About 26,000 salaried workers at GM will receive performance bonuses today while 47,500 hourly workers on Friday will receive profit-sharing checks averaging $7,000.
And the amount U.S. salaried workers will receive in bonuses for 2011 will be less than their 2010 payout because of the company's overall performance.
GM will pay its hourly workers a total of $332.5 million in profit-sharing. The automaker wouldn't say how much bonuses to salaried workers will cost, but the total for both groups could stretch beyond $500 million, based on GM's corporate bonus formula.
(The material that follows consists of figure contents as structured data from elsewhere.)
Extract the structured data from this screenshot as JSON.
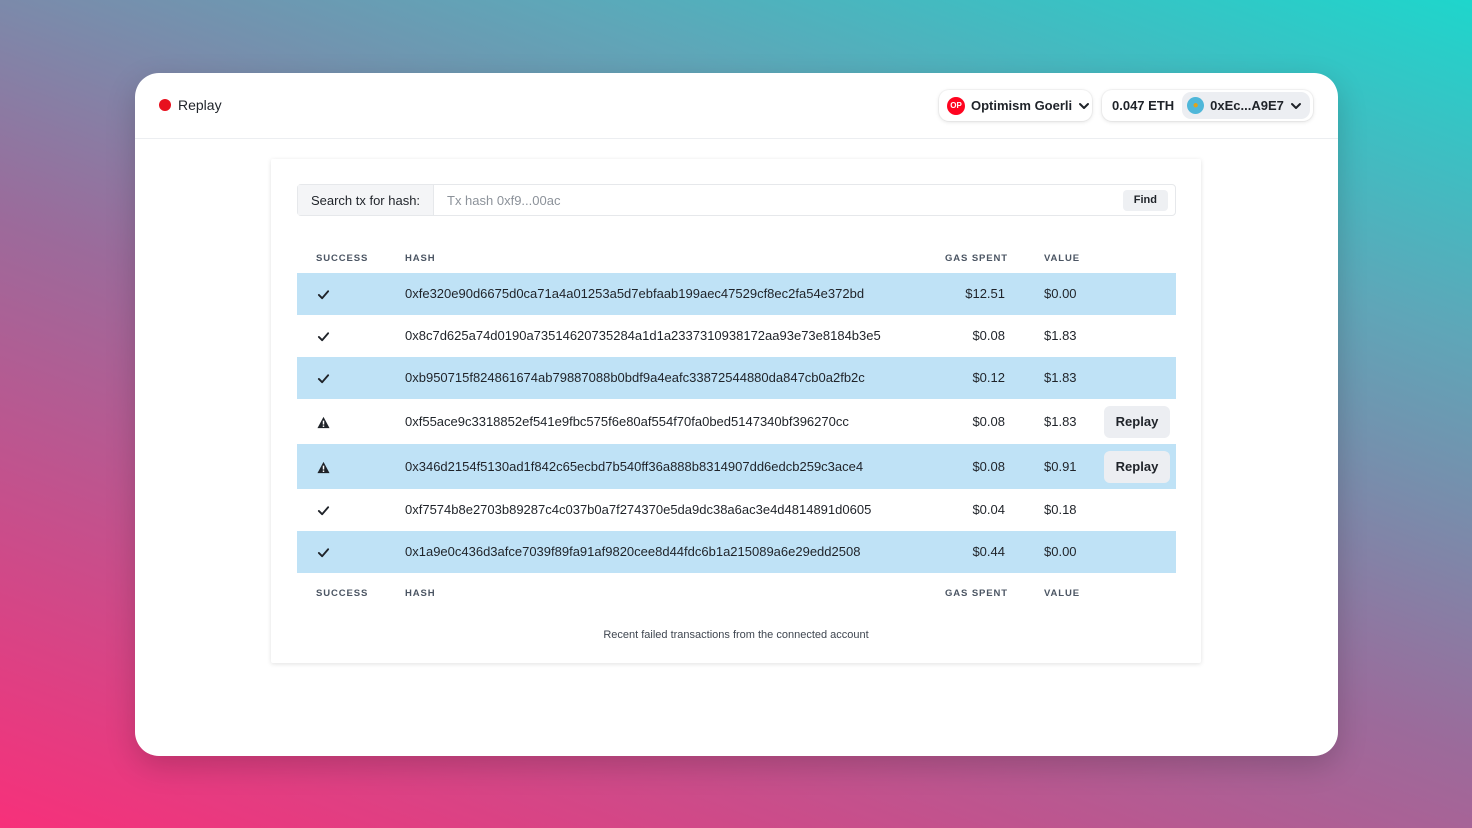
{
  "app": {
    "name": "Replay",
    "dot_color": "#e8101e"
  },
  "network": {
    "badge": "OP",
    "label": "Optimism Goerli"
  },
  "account": {
    "balance": "0.047 ETH",
    "address": "0xEc...A9E7"
  },
  "search": {
    "label": "Search tx for hash:",
    "placeholder": "Tx hash 0xf9...00ac",
    "find_label": "Find"
  },
  "table": {
    "headers": {
      "success": "SUCCESS",
      "hash": "HASH",
      "gas": "GAS SPENT",
      "value": "VALUE"
    },
    "rows": [
      {
        "status": "success",
        "hash": "0xfe320e90d6675d0ca71a4a01253a5d7ebfaab199aec47529cf8ec2fa54e372bd",
        "gas": "$12.51",
        "value": "$0.00"
      },
      {
        "status": "success",
        "hash": "0x8c7d625a74d0190a73514620735284a1d1a2337310938172aa93e73e8184b3e5",
        "gas": "$0.08",
        "value": "$1.83"
      },
      {
        "status": "success",
        "hash": "0xb950715f824861674ab79887088b0bdf9a4eafc33872544880da847cb0a2fb2c",
        "gas": "$0.12",
        "value": "$1.83"
      },
      {
        "status": "failed",
        "hash": "0xf55ace9c3318852ef541e9fbc575f6e80af554f70fa0bed5147340bf396270cc",
        "gas": "$0.08",
        "value": "$1.83",
        "action": "Replay"
      },
      {
        "status": "failed",
        "hash": "0x346d2154f5130ad1f842c65ecbd7b540ff36a888b8314907dd6edcb259c3ace4",
        "gas": "$0.08",
        "value": "$0.91",
        "action": "Replay"
      },
      {
        "status": "success",
        "hash": "0xf7574b8e2703b89287c4c037b0a7f274370e5da9dc38a6ac3e4d4814891d0605",
        "gas": "$0.04",
        "value": "$0.18"
      },
      {
        "status": "success",
        "hash": "0x1a9e0c436d3afce7039f89fa91af9820cee8d44fdc6b1a215089a6e29edd2508",
        "gas": "$0.44",
        "value": "$0.00"
      }
    ]
  },
  "footer_note": "Recent failed transactions from the connected account",
  "colors": {
    "stripe": "#bfe2f6",
    "op_red": "#ff0420"
  }
}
Each salaried individual's bonus is based on the level of their position and personal performance as judged by their supervisor. It can vary from worker to worker.
GM, which received about $50 billion in government assistance to restructure in 2009, continues to grow sales and invest in a stronger line of vehicles. Until the government sells its GM stake, now about 26 percent, the U.S. Treasury restricts compensation for the automaker's most senior executives. Still, GM must retain talent as the auto industry rebounds and the labor market improves for many industries.
"It is important we attract and retain top talent for the organization," said GM spokeswoman Lynda Messina. The program also drives accountability, she said.
Salaried bonuses are based on a complicated formula triggered when GM achieves specific business targets globally. Those include pretax profits, cash flow, quality and market share.
Salaried workers first learned on Feb. 15 that they were eligible for bonuses, but the amounts were not known until full-year earnings were released Feb. 16.
GM reported record earnings of $7.6 billion in 2011, dampened by losses in Europe and South America. Most middle managers are classified from level 2 at the lower end to level 9 -- senior executives such as CEO Dan Akerson are unclassified.
A level 2 manager, with a base salary of $50,000, for example, could potentially be awarded 9 percent of his or her salary as a bonus under the Enhanced Variable Pay program. A level 9 manager could get up to 16%, said Messina. The final percentage is based on personal performance as judged by a supervisor.
This year, salaried employees are only eligible to receive 86 percent of that final figure because GM did not reach all of its company performance targets. Last year, they received 145 percent.
Hourly workers operate under a different formula based on pretax profit in North America, set forth in an agreement negotiated last fall with the UAW.